I know there are wonderful mothers and fathers out there. I know there are well adjusted, secure young people in the local schools and communities of our nation. As I said, I live among them. But, they are two few. And it worries and saddens me as well. Oh, yeah... I shouldn't forget to mention that I get angry about it now and then... I try not to be judgemental, but, it's a losing battle, I'm afraid.

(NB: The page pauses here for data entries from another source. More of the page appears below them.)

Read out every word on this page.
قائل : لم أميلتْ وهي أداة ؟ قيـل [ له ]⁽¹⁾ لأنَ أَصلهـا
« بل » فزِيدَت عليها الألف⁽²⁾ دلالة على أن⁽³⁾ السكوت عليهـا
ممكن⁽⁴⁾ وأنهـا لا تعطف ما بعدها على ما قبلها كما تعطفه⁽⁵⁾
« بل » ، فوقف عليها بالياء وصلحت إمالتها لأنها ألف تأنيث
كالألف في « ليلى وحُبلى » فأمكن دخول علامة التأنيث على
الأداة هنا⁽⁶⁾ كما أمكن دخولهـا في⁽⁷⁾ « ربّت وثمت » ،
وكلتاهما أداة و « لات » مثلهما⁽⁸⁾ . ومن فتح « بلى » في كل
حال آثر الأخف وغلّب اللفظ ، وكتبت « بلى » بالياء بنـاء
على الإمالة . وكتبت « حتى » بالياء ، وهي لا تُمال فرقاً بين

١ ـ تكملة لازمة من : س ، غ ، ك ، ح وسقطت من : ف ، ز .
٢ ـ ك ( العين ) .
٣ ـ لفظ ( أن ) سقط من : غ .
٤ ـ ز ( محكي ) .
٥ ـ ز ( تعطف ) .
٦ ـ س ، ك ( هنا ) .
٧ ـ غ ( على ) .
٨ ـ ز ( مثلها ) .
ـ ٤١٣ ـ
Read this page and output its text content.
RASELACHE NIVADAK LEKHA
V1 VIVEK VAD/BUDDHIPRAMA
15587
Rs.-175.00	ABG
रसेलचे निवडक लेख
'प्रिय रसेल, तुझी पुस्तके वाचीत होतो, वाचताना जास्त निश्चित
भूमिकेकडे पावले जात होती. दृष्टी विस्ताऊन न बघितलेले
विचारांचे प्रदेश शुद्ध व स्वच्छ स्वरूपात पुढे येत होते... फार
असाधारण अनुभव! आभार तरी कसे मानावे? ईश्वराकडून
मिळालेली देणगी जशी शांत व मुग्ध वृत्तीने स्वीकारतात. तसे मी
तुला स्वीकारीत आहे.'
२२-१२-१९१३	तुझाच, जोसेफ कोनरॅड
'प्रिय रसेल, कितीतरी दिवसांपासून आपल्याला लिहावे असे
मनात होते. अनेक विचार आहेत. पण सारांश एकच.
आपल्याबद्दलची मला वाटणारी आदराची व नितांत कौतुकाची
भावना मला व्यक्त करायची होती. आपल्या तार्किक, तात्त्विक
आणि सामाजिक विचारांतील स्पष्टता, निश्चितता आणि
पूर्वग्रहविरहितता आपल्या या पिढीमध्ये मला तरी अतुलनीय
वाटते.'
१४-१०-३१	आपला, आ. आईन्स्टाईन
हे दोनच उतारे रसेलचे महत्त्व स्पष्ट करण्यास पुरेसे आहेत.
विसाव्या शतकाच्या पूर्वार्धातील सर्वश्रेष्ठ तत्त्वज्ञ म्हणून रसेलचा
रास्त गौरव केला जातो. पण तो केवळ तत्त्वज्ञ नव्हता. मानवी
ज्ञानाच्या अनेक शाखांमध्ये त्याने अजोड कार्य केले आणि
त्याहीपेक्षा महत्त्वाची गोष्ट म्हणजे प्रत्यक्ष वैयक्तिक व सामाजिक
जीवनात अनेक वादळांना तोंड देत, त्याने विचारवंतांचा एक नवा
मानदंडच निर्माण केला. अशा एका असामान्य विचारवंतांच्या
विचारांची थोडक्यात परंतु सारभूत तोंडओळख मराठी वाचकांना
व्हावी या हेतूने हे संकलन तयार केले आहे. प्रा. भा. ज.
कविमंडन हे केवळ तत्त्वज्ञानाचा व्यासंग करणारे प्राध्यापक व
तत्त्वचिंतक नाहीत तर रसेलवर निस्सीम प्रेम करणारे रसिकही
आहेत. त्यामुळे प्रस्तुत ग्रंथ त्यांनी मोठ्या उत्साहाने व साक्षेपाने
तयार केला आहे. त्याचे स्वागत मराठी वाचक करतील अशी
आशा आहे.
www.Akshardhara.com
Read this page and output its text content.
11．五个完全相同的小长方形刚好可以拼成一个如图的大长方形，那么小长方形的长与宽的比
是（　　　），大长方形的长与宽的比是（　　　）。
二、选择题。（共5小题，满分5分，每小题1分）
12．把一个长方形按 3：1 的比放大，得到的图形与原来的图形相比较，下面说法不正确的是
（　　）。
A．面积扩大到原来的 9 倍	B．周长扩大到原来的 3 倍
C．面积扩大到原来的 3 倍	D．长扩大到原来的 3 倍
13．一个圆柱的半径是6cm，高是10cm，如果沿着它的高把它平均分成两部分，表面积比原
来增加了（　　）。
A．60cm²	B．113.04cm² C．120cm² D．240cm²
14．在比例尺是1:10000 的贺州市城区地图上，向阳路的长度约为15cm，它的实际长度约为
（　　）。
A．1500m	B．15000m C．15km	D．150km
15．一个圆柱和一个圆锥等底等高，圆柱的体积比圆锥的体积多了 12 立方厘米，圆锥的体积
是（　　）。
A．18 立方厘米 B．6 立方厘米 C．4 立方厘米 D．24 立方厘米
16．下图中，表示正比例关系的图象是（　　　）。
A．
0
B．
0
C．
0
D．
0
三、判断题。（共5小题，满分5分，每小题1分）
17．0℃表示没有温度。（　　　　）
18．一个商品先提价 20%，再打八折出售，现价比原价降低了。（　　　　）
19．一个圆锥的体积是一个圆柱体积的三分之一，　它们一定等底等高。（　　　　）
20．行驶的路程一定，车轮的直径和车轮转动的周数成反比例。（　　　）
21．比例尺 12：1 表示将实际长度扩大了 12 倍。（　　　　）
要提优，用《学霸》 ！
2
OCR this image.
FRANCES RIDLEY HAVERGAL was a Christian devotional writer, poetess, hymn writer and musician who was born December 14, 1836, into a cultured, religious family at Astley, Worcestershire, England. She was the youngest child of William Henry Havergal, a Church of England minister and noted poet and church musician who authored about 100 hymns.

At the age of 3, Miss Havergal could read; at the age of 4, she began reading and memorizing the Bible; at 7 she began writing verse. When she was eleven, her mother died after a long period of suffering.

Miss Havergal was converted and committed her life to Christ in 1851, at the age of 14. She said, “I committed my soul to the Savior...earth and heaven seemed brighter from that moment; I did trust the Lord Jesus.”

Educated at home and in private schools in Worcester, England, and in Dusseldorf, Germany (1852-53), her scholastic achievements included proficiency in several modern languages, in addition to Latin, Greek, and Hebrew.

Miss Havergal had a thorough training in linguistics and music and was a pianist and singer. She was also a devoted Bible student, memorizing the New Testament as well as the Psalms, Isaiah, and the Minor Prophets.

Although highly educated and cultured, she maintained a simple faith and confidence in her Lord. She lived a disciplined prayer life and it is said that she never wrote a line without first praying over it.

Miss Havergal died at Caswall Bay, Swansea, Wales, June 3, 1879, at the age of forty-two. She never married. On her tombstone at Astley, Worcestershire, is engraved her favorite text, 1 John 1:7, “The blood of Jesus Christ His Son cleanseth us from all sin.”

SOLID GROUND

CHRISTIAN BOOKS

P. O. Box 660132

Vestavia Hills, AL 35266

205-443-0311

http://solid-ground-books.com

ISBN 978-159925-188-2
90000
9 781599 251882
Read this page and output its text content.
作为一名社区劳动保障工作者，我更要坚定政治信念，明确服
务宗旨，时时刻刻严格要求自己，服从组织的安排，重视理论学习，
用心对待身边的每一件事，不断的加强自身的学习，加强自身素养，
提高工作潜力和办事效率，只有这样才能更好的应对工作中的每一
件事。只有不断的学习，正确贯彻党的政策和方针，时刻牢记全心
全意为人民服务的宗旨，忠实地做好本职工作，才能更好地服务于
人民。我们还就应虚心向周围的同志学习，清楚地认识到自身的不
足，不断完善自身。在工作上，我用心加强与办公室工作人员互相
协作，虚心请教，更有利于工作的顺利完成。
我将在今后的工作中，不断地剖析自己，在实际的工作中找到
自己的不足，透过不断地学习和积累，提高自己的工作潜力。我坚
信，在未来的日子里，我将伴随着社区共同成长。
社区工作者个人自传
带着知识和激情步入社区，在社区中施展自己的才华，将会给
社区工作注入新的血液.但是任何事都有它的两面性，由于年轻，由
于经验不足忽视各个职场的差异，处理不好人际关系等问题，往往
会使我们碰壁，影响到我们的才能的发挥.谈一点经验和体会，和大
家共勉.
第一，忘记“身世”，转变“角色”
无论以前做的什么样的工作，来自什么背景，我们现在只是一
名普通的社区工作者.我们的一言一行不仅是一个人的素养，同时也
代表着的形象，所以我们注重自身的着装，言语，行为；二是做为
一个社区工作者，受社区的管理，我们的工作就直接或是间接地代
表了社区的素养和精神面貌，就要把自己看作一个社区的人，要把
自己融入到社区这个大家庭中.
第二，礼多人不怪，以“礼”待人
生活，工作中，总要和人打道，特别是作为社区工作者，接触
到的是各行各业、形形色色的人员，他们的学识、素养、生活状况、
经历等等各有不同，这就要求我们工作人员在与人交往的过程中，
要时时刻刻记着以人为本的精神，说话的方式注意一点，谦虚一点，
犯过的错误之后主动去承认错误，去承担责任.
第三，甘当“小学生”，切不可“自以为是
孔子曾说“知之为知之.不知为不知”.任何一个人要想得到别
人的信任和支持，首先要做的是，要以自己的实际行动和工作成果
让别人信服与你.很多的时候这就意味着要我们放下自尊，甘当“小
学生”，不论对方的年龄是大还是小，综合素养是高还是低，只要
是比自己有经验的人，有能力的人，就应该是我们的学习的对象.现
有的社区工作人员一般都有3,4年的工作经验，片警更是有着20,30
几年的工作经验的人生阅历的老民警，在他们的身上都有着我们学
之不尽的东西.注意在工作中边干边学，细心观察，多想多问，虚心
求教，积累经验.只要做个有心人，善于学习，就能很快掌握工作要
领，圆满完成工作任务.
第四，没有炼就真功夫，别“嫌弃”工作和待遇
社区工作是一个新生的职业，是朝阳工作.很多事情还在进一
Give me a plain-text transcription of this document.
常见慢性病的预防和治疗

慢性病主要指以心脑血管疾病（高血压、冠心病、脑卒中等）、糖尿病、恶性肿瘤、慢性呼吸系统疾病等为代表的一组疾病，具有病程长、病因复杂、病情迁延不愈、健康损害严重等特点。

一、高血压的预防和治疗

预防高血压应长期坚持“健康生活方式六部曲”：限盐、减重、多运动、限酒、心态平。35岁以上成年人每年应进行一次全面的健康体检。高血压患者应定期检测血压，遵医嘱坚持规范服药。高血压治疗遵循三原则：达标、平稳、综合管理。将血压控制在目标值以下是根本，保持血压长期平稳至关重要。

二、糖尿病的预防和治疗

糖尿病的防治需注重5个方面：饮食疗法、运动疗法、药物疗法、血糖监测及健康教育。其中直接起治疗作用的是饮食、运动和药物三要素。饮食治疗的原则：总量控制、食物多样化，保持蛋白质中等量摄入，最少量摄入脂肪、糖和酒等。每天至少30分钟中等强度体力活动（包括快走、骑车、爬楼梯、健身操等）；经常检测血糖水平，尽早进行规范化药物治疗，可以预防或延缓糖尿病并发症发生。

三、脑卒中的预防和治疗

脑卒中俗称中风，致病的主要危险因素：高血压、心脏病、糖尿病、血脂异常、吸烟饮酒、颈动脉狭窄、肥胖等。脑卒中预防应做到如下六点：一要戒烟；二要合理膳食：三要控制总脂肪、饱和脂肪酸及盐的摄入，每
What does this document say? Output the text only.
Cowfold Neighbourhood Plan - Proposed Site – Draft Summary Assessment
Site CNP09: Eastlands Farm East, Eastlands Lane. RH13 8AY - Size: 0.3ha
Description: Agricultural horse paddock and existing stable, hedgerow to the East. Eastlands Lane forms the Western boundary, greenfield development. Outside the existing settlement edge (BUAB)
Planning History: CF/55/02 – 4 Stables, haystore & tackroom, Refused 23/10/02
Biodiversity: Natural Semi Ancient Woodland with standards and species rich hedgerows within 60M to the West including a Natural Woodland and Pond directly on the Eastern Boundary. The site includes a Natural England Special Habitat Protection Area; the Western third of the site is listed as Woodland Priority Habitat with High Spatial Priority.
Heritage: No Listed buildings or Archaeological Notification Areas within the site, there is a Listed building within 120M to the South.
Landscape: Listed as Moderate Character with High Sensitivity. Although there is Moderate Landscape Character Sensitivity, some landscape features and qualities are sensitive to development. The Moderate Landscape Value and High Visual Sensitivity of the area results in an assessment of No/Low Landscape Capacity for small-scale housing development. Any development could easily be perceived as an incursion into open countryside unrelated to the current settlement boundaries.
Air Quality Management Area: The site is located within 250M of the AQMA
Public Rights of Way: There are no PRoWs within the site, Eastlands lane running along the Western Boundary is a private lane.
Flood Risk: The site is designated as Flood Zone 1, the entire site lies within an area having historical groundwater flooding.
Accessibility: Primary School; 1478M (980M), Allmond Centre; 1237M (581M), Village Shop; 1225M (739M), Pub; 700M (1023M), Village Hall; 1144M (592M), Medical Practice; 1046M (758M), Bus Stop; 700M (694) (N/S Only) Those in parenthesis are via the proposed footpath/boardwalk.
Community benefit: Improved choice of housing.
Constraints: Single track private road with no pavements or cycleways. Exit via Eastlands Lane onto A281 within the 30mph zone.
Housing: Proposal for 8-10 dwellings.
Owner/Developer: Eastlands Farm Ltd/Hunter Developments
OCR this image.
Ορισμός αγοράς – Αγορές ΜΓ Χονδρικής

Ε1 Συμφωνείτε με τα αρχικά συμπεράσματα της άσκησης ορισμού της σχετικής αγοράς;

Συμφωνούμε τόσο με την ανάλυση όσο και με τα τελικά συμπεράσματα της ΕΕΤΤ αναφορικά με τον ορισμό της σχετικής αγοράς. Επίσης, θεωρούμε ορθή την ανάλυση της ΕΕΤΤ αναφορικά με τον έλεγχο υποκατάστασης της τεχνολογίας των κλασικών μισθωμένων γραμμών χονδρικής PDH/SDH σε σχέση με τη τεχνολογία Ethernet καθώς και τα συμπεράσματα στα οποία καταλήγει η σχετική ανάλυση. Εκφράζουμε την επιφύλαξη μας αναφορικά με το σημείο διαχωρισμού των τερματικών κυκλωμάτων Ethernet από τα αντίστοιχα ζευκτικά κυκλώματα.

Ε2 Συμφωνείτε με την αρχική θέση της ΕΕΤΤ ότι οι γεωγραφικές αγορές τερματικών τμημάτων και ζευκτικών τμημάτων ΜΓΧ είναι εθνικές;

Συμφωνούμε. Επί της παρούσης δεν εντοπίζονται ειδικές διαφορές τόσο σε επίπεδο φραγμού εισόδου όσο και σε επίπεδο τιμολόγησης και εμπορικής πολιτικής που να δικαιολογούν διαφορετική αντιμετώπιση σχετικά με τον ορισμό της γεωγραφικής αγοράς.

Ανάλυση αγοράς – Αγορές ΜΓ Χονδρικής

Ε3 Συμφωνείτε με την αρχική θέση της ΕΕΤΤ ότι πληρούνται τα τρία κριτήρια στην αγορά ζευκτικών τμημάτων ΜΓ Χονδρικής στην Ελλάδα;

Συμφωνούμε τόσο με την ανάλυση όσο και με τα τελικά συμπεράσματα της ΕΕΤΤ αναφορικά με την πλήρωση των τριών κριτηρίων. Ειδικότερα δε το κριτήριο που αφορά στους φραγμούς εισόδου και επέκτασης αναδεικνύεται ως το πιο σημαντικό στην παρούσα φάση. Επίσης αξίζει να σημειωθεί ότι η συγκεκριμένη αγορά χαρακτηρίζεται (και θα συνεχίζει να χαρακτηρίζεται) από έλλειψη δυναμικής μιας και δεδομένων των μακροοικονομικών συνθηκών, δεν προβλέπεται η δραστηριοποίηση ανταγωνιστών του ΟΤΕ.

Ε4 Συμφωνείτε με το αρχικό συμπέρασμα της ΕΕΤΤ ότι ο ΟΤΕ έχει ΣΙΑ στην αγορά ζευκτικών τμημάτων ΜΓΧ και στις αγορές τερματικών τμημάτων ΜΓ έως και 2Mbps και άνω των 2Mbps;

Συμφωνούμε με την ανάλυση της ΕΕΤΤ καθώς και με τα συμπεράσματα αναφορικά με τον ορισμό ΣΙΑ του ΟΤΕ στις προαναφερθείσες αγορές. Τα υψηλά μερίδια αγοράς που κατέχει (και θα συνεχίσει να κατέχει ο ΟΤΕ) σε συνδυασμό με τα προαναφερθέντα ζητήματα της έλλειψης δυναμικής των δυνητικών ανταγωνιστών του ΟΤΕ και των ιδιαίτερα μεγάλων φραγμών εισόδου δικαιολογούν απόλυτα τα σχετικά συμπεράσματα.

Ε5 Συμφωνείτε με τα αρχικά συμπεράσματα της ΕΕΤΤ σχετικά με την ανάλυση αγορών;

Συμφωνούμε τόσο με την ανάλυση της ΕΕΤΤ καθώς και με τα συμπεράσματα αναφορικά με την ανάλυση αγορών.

I can only imagine how difficult it was as a teacher to see some of the struggles that the young people in your classes had to go through. They grow too old, too soon growing up in a world colored in shades of gray.

Teacher Mama said...

This post makes me sad. My mom has a girl in her class whose mother just died of a drug overdose. What is to become of this little 9 year old? What would have become of her if her mother had lived? It seems that some kids don't have a chance.

Anonymous said...

People can have children and neglect or abuse them..it is very sad..

Jean said...

Your concerns here are so valid, Jo. I taught high school, but my friends who taught elementary school often mentioned the special programs now needed...and the expense of these programs...for children who come from environments like your post describes.True, there are many good, responsible parents, but the ones who are irresponsible seem to be over-the-top irresponsible.

dellgirl said...

"What will become of them?", sums it up. I too often watch and wonder if we can ever get the younger generation going in the right direction. There are not enough positive role models around these days. So so sad.

Kay said...

This is so sad, Jo. I don't know what else to say. What will become of these poor children? What kind of parents will they become? I think we know.

Mare said...

It's a huge problem. And the foster system is needing a major overhaul, also. I have no answers. I think parenting classes should be mandatory.